A Comparative Study of Multi-Model Prediction of Deep Learning Ability-taking Middle School Mathematics Learning as an Example

Yang Yan1

Hao Huang2

Zengyi Yan3

Yujun Hu2

Bowen Zhang2

Wenxuan Duan2

Yiwei Huang2 

Fei Li1, Email

1School of Mathematics and Statistical Science, Ludong University, Yantai, Shandong, 264025, China
2School of Economics, Management and Law, Shandong University of Petrochemical Technology, Dongying, Shandong, 257061, China
3School of Physical Education, Ludong University, Yantai, Shandong, 264025, China

Abstract

Deep learning is increasingly being applied in educational projects. Predicting and evaluating deep learning in middle school mathematics is crucial for optimizing educational project practice. This study, based on Huberman's 5C deep learning model and the NESS-China scale, designed a questionnaire to investigate the current status of deep learning in mathematics among middle school students in Yantai, China. A prediction model for deep learning ability in mathematics was constructed using linear regression, decision tree, and neural network algorithms. The scores on each dimension of deep learning served as independent variables, and the students' overall learning ability level served as the dependent variable.
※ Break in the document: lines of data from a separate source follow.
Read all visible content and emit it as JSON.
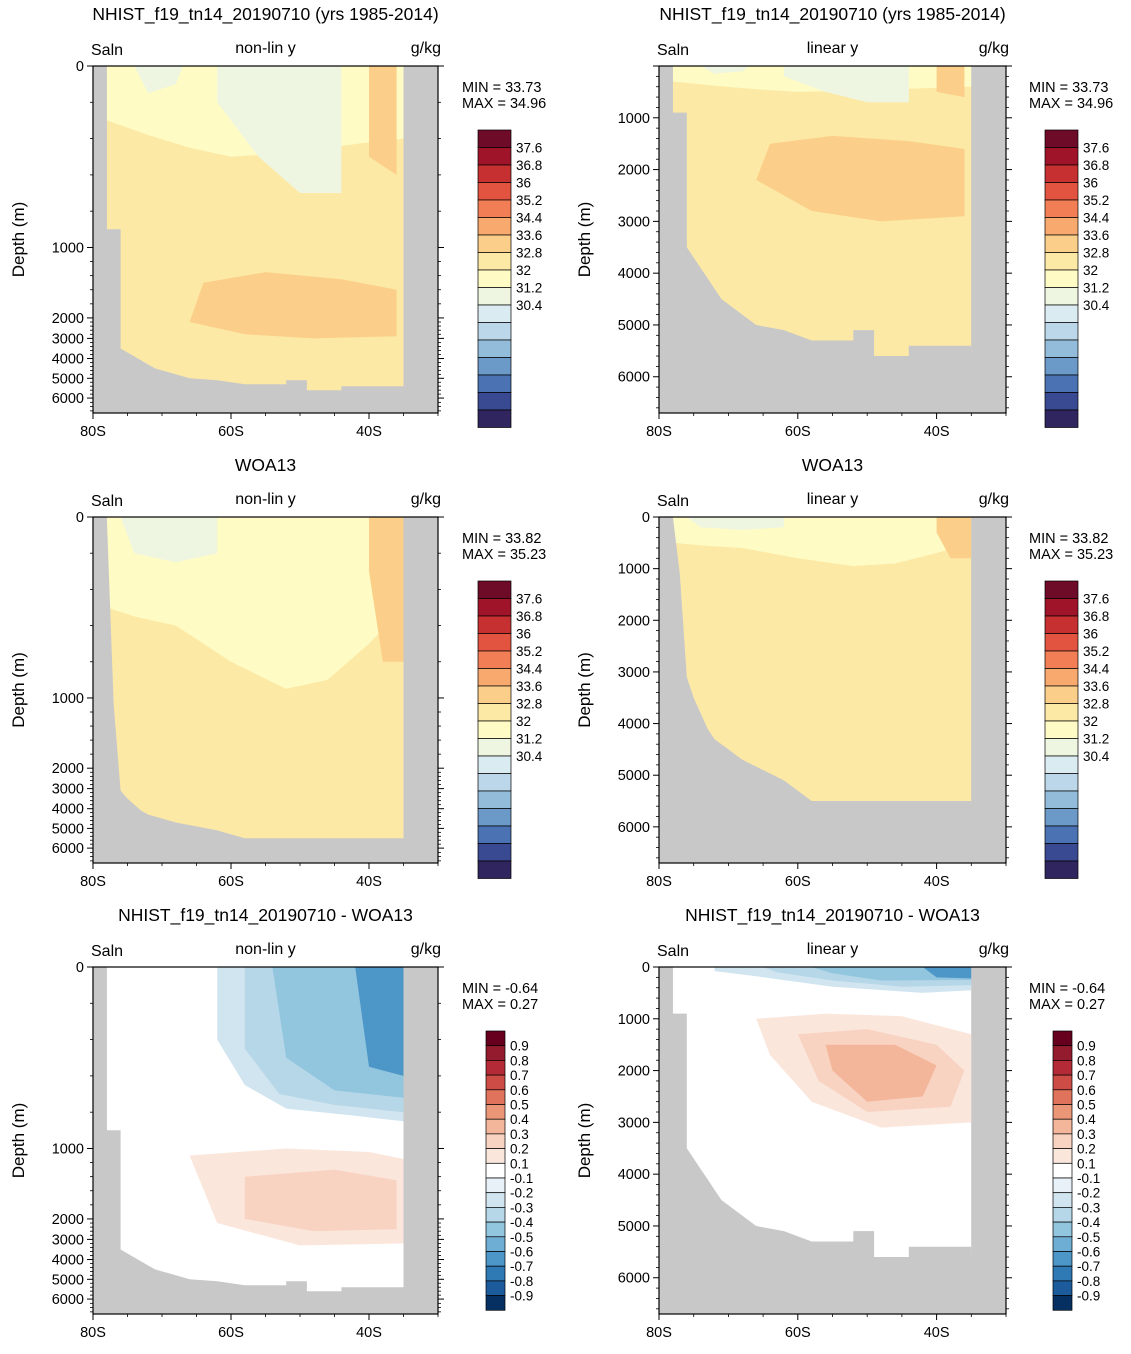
{
  "chart_data": [
    {
      "type": "heatmap",
      "title": "NHIST_f19_tn14_20190710 (yrs 1985-2014)",
      "variable": "Saln",
      "y_scale_label": "non-lin y",
      "units": "g/kg",
      "ylabel": "Depth (m)",
      "ylim": [
        0,
        6700
      ],
      "yticks": [
        "0",
        "1000",
        "2000",
        "3000",
        "4000",
        "5000",
        "6000"
      ],
      "xticks": [
        "80S",
        "60S",
        "40S"
      ],
      "min_label": "MIN =  33.73",
      "max_label": "MAX =  34.96",
      "colorbar_labels": [
        "37.6",
        "36.8",
        "36",
        "35.2",
        "34.4",
        "33.6",
        "32.8",
        "32",
        "31.2",
        "30.4"
      ]
    },
    {
      "type": "heatmap",
      "title": "NHIST_f19_tn14_20190710 (yrs 1985-2014)",
      "variable": "Saln",
      "y_scale_label": "linear y",
      "units": "g/kg",
      "ylabel": "Depth (m)",
      "ylim": [
        0,
        6700
      ],
      "yticks": [
        "1000",
        "2000",
        "3000",
        "4000",
        "5000",
        "6000"
      ],
      "xticks": [
        "80S",
        "60S",
        "40S"
      ],
      "min_label": "MIN =  33.73",
      "max_label": "MAX =  34.96",
      "colorbar_labels": [
        "37.6",
        "36.8",
        "36",
        "35.2",
        "34.4",
        "33.6",
        "32.8",
        "32",
        "31.2",
        "30.4"
      ]
    },
    {
      "type": "heatmap",
      "title": "WOA13",
      "variable": "Saln",
      "y_scale_label": "non-lin y",
      "units": "g/kg",
      "ylabel": "Depth (m)",
      "ylim": [
        0,
        6700
      ],
      "yticks": [
        "0",
        "1000",
        "2000",
        "3000",
        "4000",
        "5000",
        "6000"
      ],
      "xticks": [
        "80S",
        "60S",
        "40S"
      ],
      "min_label": "MIN =  33.82",
      "max_label": "MAX =  35.23",
      "colorbar_labels": [
        "37.6",
        "36.8",
        "36",
        "35.2",
        "34.4",
        "33.6",
        "32.8",
        "32",
        "31.2",
        "30.4"
      ]
    },
    {
      "type": "heatmap",
      "title": "WOA13",
      "variable": "Saln",
      "y_scale_label": "linear y",
      "units": "g/kg",
      "ylabel": "Depth (m)",
      "ylim": [
        0,
        6700
      ],
      "yticks": [
        "0",
        "1000",
        "2000",
        "3000",
        "4000",
        "5000",
        "6000"
      ],
      "xticks": [
        "80S",
        "60S",
        "40S"
      ],
      "min_label": "MIN =  33.82",
      "max_label": "MAX =  35.23",
      "colorbar_labels": [
        "37.6",
        "36.8",
        "36",
        "35.2",
        "34.4",
        "33.6",
        "32.8",
        "32",
        "31.2",
        "30.4"
      ]
    },
    {
      "type": "heatmap",
      "title": "NHIST_f19_tn14_20190710 - WOA13",
      "variable": "Saln",
      "y_scale_label": "non-lin y",
      "units": "g/kg",
      "ylabel": "Depth (m)",
      "ylim": [
        0,
        6700
      ],
      "yticks": [
        "0",
        "1000",
        "2000",
        "3000",
        "4000",
        "5000",
        "6000"
      ],
      "xticks": [
        "80S",
        "60S",
        "40S"
      ],
      "min_label": "MIN =  -0.64",
      "max_label": "MAX =   0.27",
      "colorbar_labels": [
        "0.9",
        "0.8",
        "0.7",
        "0.6",
        "0.5",
        "0.4",
        "0.3",
        "0.2",
        "0.1",
        "-0.1",
        "-0.2",
        "-0.3",
        "-0.4",
        "-0.5",
        "-0.6",
        "-0.7",
        "-0.8",
        "-0.9"
      ]
    },
    {
      "type": "heatmap",
      "title": "NHIST_f19_tn14_20190710 - WOA13",
      "variable": "Saln",
      "y_scale_label": "linear y",
      "units": "g/kg",
      "ylabel": "Depth (m)",
      "ylim": [
        0,
        6700
      ],
      "yticks": [
        "0",
        "1000",
        "2000",
        "3000",
        "4000",
        "5000",
        "6000"
      ],
      "xticks": [
        "80S",
        "60S",
        "40S"
      ],
      "min_label": "MIN =  -0.64",
      "max_label": "MAX =   0.27",
      "colorbar_labels": [
        "0.9",
        "0.8",
        "0.7",
        "0.6",
        "0.5",
        "0.4",
        "0.3",
        "0.2",
        "0.1",
        "-0.1",
        "-0.2",
        "-0.3",
        "-0.4",
        "-0.5",
        "-0.6",
        "-0.7",
        "-0.8",
        "-0.9"
      ]
    }
  ],
  "colors": {
    "land": "#c8c8c8",
    "salinity_scale": [
      "#30255e",
      "#3a4a92",
      "#4b72b2",
      "#6b99c8",
      "#93bcdb",
      "#bbd7e9",
      "#dbebf2",
      "#eef6e2",
      "#fefbc4",
      "#fde9a6",
      "#fbcf89",
      "#f8a96d",
      "#f27e55",
      "#e25340",
      "#c63031",
      "#a0142a",
      "#6d0b28"
    ],
    "anomaly_scale": [
      "#053061",
      "#1c5c9c",
      "#2f79b5",
      "#4c96c8",
      "#6eaed5",
      "#92c5de",
      "#b5d7e8",
      "#d1e5f0",
      "#e7f1f7",
      "#ffffff",
      "#fbe6dc",
      "#f9d3c2",
      "#f4b69b",
      "#ec9678",
      "#e0735c",
      "#cd4d46",
      "#b42a36",
      "#931b2d",
      "#67001f"
    ]
  }
}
Model performance was evaluated using mean squared error, mean absolute error, and coefficient of determination. The results showed that the linear regression model achieved the best predictive performance, indicating a significant linear correlation between students' deep learning ability and performance on each dimension. This finding suggests that teachers can focus on cultivating students' learning abilities in key dimensions to maximize their overall learning ability. This study provides new insights and empirical evidence for tailoring teaching to individual students and promoting deep learning in mathematics, and offers a fundamental research basis for the application of deep learning in educational projects.